After some discussion on the Rust unsafe-code-guidelines repository, the conclusion seems to be "if you read or write to bytes that overlap the range of a mutable reference, via a pointer that was not produced from that reference or a reborrow of it, it violates a safety/library invariant on that reference" (specifically, the invariant that mutable references can always read and write the bytes that they reference, except while they are reborrowed).
Safety invariants are different from validity/language invariants:
For language invariants, violating the invariant causes immediate undefined behaviour;
For library invariants, violating the invariant does not immediately cause undefined behaviour, but safe code is "allowed" to assume that the invariant holds, and thus the broken invariant can subsequently lead to undefined behaviour when the value in question is operated on by safe code.
Library invariants can be broken soundly as long as you control what code is able to observe the value with the broken invariants, and ensure that it doesn't do anything with it that would be undefined behaviour. Miri does not complain about violations of library invariants, partly for this reason (and partly because doing so would be difficult to implement).
As such, the answer to the question I asked is a bit subtle: "the place projection itself is sound; and reading or writing through the resulting pointer can be sound, as long as you don't subsequently read or write the same bytes through the mutable reference". In cases where you control the overlapped mutable reference and can ensure that it isn't used to read or write the same bytes, you can do this sort of thing soundly. In cases where you don't control the overlapped mutable reference (e.g. you're writing a library and the mutable reference is something that potentially exists in the code that calls into your library), doing this is unsound; there might not be immediate undefined behaviour, but it makes it impossible for your library to present a safe API (because the calling code is allowed to assume that its mutable reference can read or write its entire range, something that is no longer true).

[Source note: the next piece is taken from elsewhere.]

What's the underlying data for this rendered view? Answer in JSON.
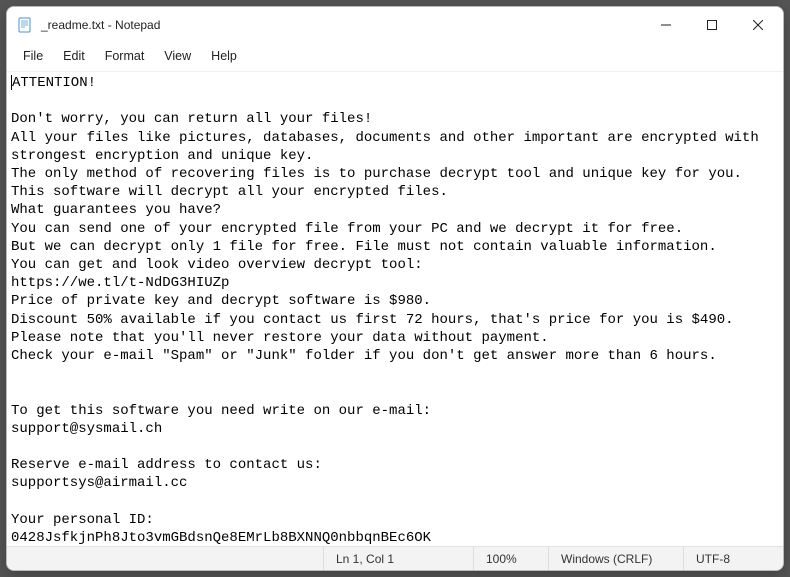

In my original program, place-projecting from a
to &mut a.1
would be sound (as is demonstrated in @orlp's answer), because no mutable references are overlapped apart from a
itself. However, place-projecting from c
to &mut (*c.get()).1
breaks a library invariant on a
, making some potential uses of a
undefined behaviour even though they can be written in safe code.
As such, a literal answer "yes" to the question, despite being correct, is misleading: I asked it under the assumption that because the accesses to d
were allowed, there would be no undefined behaviour, and had not considered the possibility that future accesses to a
, after d
's lifetime was over, might be undefined behaviour. So a more useful answer is "it's not unsound yet, but you need to be very careful with what happens later on in the code, as it's easy to create undefined behaviour after doing this using operations which would otherwise be safe".